Quels sont les autres vaccins recommandés ?
Les autres vaccins recommandés chez l'adulte en population générale sont :
- les rappels diphtérie-tétanos-poliomyélite à l'âge de 25, 45 et 65 ans, puis tous les 10 ans avec un vaccin comportant la valence coqueluche à l'âge de 25 ans ou en cas de naissance dans l'entourage et chez les professionnels de la santé ;
- le vaccin contre le zona, une dose à administrer entre l'âge de 65 et 74 ans et en l'absence d'immunodépression, y compris chez les personnes ayant déjà fait un zona.
Enfin, spécifiquement chez les personnes à risque que sont les patients suivis pour une maladie cardiovasculaire, la vaccination contre le pneumocoque est recommandée, avec un schéma combiné comportant l'administration séquentielle d'un vaccin conjugué 13 valences (Prevenar 13®) suivi au moins 2 mois plus tard du vaccin non conjugué 23 valences (Pneumovax®).
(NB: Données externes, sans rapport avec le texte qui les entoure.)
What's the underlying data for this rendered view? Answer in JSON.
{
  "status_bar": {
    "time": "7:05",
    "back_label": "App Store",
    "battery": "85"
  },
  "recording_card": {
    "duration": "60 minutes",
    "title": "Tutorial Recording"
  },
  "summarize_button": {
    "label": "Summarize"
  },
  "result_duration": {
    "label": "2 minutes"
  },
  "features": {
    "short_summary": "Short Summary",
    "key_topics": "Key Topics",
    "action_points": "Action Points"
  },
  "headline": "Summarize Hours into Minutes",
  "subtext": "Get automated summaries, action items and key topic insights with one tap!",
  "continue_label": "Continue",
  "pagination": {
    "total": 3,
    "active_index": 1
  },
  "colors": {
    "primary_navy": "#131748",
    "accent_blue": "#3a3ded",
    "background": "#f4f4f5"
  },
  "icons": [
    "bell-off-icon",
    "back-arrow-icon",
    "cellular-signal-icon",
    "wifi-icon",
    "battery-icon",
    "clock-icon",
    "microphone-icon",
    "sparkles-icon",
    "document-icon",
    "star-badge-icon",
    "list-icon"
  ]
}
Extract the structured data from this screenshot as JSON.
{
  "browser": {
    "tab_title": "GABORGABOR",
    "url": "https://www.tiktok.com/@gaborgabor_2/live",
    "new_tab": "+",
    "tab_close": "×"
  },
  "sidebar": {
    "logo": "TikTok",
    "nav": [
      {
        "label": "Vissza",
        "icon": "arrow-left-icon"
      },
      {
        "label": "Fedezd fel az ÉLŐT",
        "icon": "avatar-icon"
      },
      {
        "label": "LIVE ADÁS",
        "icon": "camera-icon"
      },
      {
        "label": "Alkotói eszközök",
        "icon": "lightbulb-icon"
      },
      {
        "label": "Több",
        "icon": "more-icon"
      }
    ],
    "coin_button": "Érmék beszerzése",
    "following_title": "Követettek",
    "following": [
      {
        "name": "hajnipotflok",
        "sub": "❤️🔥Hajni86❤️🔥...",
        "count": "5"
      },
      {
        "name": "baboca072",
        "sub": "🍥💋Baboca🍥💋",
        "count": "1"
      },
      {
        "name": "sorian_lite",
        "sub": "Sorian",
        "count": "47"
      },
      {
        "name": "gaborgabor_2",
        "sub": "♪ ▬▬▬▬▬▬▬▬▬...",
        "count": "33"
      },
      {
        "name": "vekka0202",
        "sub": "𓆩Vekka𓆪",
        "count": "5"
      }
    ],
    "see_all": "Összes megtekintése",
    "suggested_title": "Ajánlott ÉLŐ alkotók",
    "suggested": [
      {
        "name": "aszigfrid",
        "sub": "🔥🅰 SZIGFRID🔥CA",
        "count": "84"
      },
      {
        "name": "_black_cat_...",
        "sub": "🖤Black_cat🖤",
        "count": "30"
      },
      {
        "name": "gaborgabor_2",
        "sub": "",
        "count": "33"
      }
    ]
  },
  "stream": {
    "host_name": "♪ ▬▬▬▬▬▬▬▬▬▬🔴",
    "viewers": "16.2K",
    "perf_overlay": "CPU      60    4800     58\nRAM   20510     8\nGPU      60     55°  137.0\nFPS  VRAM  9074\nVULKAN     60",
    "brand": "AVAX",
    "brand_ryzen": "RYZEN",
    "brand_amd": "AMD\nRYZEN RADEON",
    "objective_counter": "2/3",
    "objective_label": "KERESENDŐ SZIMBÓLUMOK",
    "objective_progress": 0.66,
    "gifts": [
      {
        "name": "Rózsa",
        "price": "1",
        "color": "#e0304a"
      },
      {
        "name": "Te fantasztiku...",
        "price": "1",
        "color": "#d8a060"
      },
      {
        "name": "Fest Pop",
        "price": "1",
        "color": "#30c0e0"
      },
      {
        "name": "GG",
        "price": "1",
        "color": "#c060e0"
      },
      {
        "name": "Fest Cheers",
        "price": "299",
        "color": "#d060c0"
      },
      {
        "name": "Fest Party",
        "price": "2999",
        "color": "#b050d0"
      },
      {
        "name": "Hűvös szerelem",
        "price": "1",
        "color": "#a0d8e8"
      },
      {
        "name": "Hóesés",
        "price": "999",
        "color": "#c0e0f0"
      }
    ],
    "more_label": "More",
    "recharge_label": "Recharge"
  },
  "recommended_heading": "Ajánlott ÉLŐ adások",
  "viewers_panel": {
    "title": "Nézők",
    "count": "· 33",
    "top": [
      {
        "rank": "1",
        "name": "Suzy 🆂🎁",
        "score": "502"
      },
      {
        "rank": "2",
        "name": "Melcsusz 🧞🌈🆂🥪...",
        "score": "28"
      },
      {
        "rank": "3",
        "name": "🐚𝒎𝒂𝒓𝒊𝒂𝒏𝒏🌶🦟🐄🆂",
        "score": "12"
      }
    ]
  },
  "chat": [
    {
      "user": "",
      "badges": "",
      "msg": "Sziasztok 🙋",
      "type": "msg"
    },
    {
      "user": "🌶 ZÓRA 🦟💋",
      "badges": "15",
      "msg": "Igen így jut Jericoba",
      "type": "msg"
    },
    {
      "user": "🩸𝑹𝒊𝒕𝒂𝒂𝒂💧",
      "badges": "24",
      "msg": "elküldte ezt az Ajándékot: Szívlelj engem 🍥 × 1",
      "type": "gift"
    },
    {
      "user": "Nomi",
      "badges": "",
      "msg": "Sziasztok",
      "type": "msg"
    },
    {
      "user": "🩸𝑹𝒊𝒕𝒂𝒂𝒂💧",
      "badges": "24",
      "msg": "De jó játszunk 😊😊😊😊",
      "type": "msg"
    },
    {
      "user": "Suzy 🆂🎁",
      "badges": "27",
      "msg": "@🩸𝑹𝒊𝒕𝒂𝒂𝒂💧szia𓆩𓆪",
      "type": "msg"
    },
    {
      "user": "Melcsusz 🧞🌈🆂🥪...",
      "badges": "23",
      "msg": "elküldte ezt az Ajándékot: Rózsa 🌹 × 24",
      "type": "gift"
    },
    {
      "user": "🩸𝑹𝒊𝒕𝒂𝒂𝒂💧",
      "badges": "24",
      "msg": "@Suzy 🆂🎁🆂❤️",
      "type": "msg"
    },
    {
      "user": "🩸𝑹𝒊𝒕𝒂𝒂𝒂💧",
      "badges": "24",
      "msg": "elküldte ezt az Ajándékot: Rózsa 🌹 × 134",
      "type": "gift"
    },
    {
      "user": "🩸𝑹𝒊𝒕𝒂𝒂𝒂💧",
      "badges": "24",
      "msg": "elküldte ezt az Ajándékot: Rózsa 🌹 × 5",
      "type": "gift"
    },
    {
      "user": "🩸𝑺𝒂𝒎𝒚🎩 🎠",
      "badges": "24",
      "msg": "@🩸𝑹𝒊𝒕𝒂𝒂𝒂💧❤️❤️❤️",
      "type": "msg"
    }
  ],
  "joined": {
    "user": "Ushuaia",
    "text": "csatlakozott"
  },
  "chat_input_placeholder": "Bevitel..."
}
Avec le vieillissement de la population, la prévention des maladies cardiovasculaires représente un enjeu majeur pour l'avenir. La vaccination doit être considérée comme un acte à part entière dans la prévention secondaire, mais probablement aussi dans la prévention primaire de ces affections. Elle est aussi le moyen le plus efficace pour prévenir les infections, qui sont un facteur important de morbimortalité pour ces patients. Les médecins généralistes jouent un rôle essentiel dans la vaccination de ces patients, mais les cardiologues doivent soutenir leurs efforts à une époque ou beaucoup de Français sont réticents vis-à-vis des vaccins.